VALENCIA. Cuándo te vas? Es la pregunta que -creo- más veces he escuchado desde bocas tan diferentes durante la última década. Esta última década de crematorios (Chirbes), mangutas y tranvías hacia ninguna parte; de desfalcos, bigotes, zapatos con borlas, lumis de doscientos la hora y humo (demasiado humo) en los reservados del Ventorro. «¿Cuándo te vas de Valencia?» «Porque estarás deseando irte, ¿no?».
De Valencia hay que huir, parece ser. Huir («se viaja no para buscar el destino sino para huir de donde se parte») hacia ese Madrid de los atardeceres imposibles, el vermú de grifo y el salmorejo en la barra de Laredo. O quizá huir hacia aquella Barcelona distante del barrio alto (la Barcelona que nos gusta), las compras en Santa Eulàlia y los croissants de Federal, la Barcelona de los dragones, el trencadís y la cultura a pie de calle: vivir y leer. Es una buena pregunta: «¿Por qué no me voy?».
Si hay un buen momento, éste es; con las ratas devorando hasta el último cáñamo de la madera de este barco que ya no fondeará en ninguna playa de Serrat. Valencia está jodida y no habrá piedad desde el Congreso que custodian los leones de hierro fundido de Ponzano y Gascón; no habrá orquesta que siga tocando sonatas en este Titanic que se hunde, que se está hundiendo. Escribiré un artículo y empezará así: «¿Cuándo te vas?».
Anoto la idea en un tren varado en Santa Justa (Sevilla) y lo escribiré mañana (mañana será viernes), ya en casa (mi casa, por ahora, se llama Valencia). Viernes. Última semana de octubre; unos minutos más allá de las ocho de la mañana, veintitrés grados y una humedad que olvidó tomar prisioneros: cala hasta los huesos. Cargo el portátil, la prensa del día y un par de libros, pero antes de la faena: hay que desayunar.
Bajo a la playa; vivo en la Patacona, esa otra Valencia vibrant alejada de todas las valencias: bicicletas bicicletas, deportistas, chuchos tras dueños, niñas monas y portuarios con tatuajes baratos se mezclan por igual en el paseo de esta playa tan silenciosa y, sin embargo, tan nuestra, tan fiel a aquel credo de Manuel Vicent: «Sé perfectamente que el día en que me muera no echaré de menos los grandes acontecimientos que haya podido vivir, sino el perfume del café con las tostadas del desayuno y estirar la pierna hacia el lado fresco de la sábana en las mañanas de primavera».

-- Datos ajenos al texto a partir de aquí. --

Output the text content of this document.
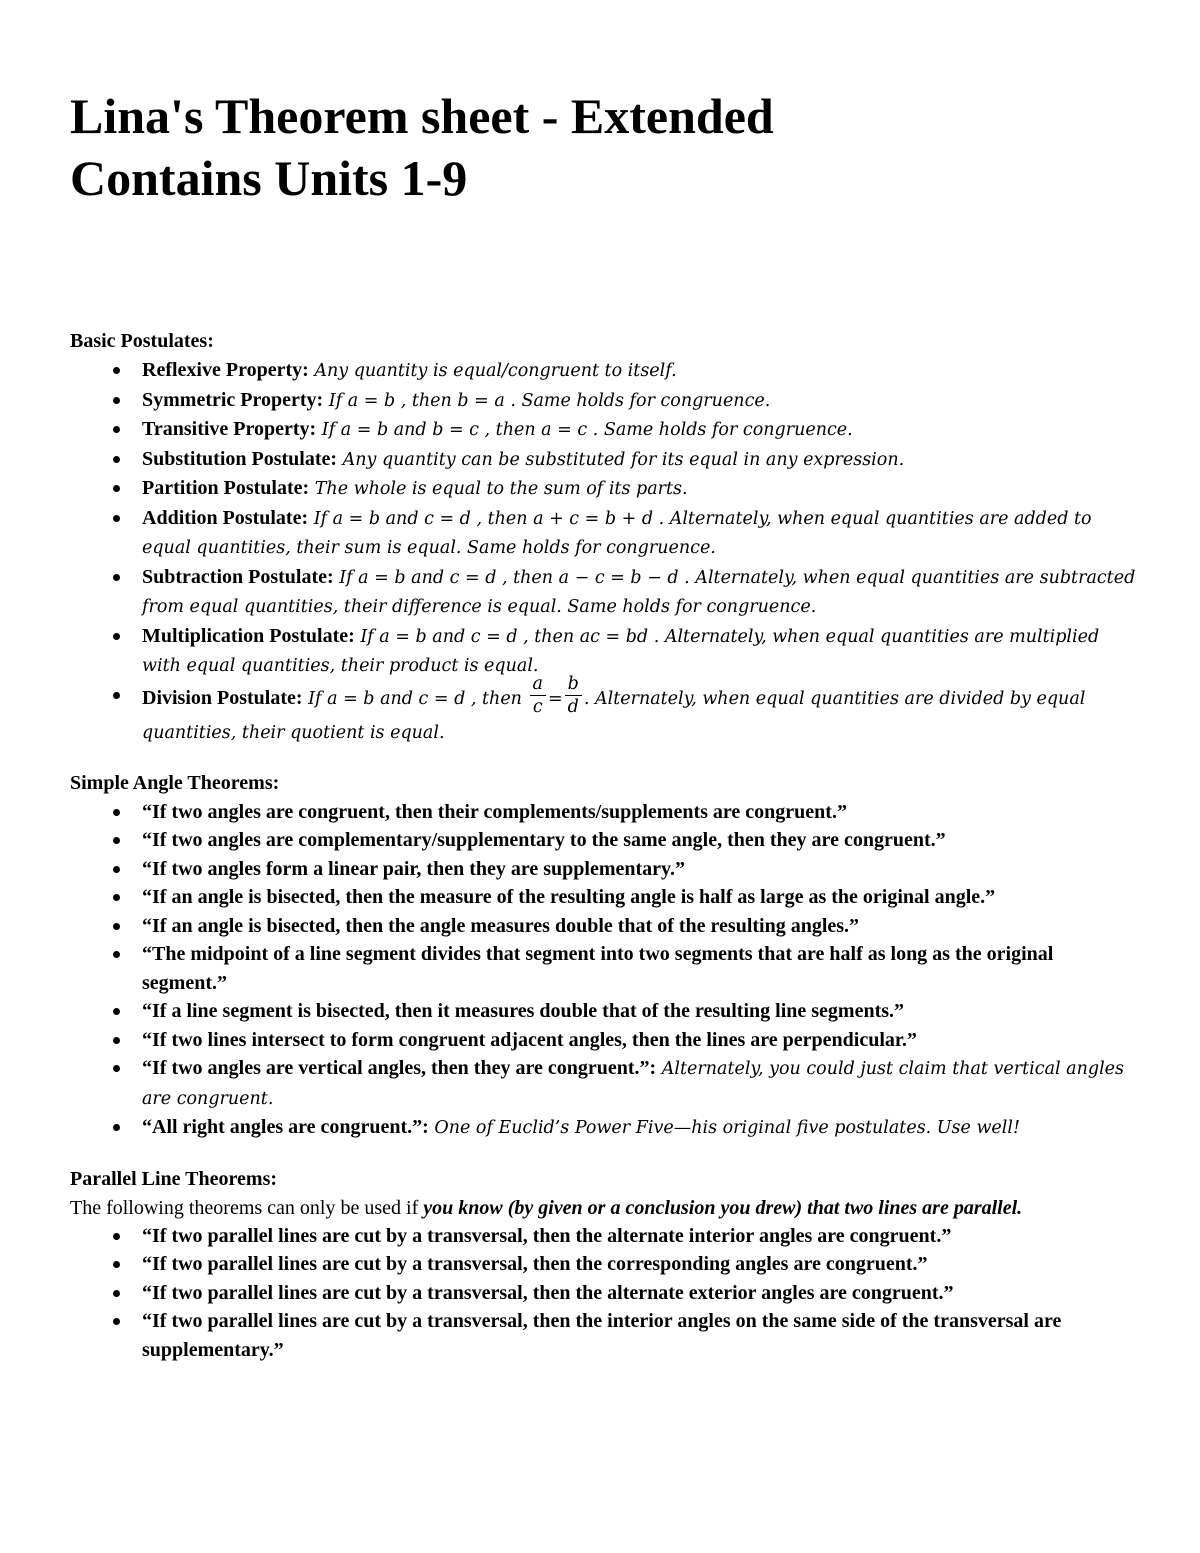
Lina's Theorem sheet - Extended
Contains Units 1-9
Basic Postulates:
Reflexive Property: Any quantity is equal/congruent to itself.
Symmetric Property: If a = b , then b = a . Same holds for congruence.
Transitive Property: If a = b and b = c , then a = c . Same holds for congruence.
Substitution Postulate: Any quantity can be substituted for its equal in any expression.
Partition Postulate: The whole is equal to the sum of its parts.
Addition Postulate: If a = b and c = d , then a + c = b + d . Alternately, when equal quantities are added to equal quantities, their sum is equal. Same holds for congruence.
Subtraction Postulate: If a = b and c = d , then a − c = b − d . Alternately, when equal quantities are subtracted from equal quantities, their difference is equal. Same holds for congruence.
Multiplication Postulate: If a = b and c = d , then ac = bd . Alternately, when equal quantities are multiplied with equal quantities, their product is equal.
Division Postulate: If a = b and c = d , then $\frac{a}{c} = \frac{b}{d}$ . Alternately, when equal quantities are divided by equal quantities, their quotient is equal.
Simple Angle Theorems:
“If two angles are congruent, then their complements/supplements are congruent.”
“If two angles are complementary/supplementary to the same angle, then they are congruent.”
“If two angles form a linear pair, then they are supplementary.”
“If an angle is bisected, then the measure of the resulting angle is half as large as the original angle.”
“If an angle is bisected, then the angle measures double that of the resulting angles.”
“The midpoint of a line segment divides that segment into two segments that are half as long as the original segment.”
“If a line segment is bisected, then it measures double that of the resulting line segments.”
“If two lines intersect to form congruent adjacent angles, then the lines are perpendicular.”
“If two angles are vertical angles, then they are congruent.”: Alternately, you could just claim that vertical angles are congruent.
“All right angles are congruent.”: One of Euclid’s Power Five—his original five postulates. Use well!
Parallel Line Theorems:
The following theorems can only be used if you know (by given or a conclusion you drew) that two lines are parallel.
“If two parallel lines are cut by a transversal, then the alternate interior angles are congruent.”
“If two parallel lines are cut by a transversal, then the corresponding angles are congruent.”
“If two parallel lines are cut by a transversal, then the alternate exterior angles are congruent.”
“If two parallel lines are cut by a transversal, then the interior angles on the same side of the transversal are supplementary.”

Pido un café y una tarta de zanahoria en La Más Bonita, frente al mar. Frente al mar pasan las hojas del periódico con una cadencia diferente, no hay prisa. Una hora más tarde estoy aparcando el coche en el que (creo) es mi lugar favorito de Valencia: el Mercado Central. Y es que pese a todos los tópicos, no he conocido un mercado así en el mundo (mi trabajo es viajar y escribir).
Aquí es imposible no maravillarse ante cada puesto, cada aroma y cada sonrisa; hay que pararse en los quesos de Manglano, los pescados de Los Malagueños, los guisantes en Carme Catalá o la fruta de Puchades y Margarita, la carne de Varea o los frutos secos en Carrasco. Tras las compras, una visita a Futurama a recoger Los surcos del azar, de Paco Roca, el cómic sobre nuestro pasado que dibuja mi presente en una mesa de la terraza de la librería Dadá, en el Muvim.
Un vino blanco acompaña el aperitivo y el sol castiga el acero de las sillas de este otoño imposible, ¿cómo es posible esta luz? Miro alrededor, cruzo dos miradas (aquí las mujeres siguen mirando a los ojos), respondo algún mensaje de una vieja amiga: sé que me arrepentiré mañana. Pero Memento Mori. O sea, dit i fet, que dicen por aquí. Todo es ahora; y mañana será otro día. Comeré más tarde, en un barra donde me llaman por mi nombre, todavía. Pido el expresso. Abro el portátil. Empiezo el artículo. ¿Cuándo te vas?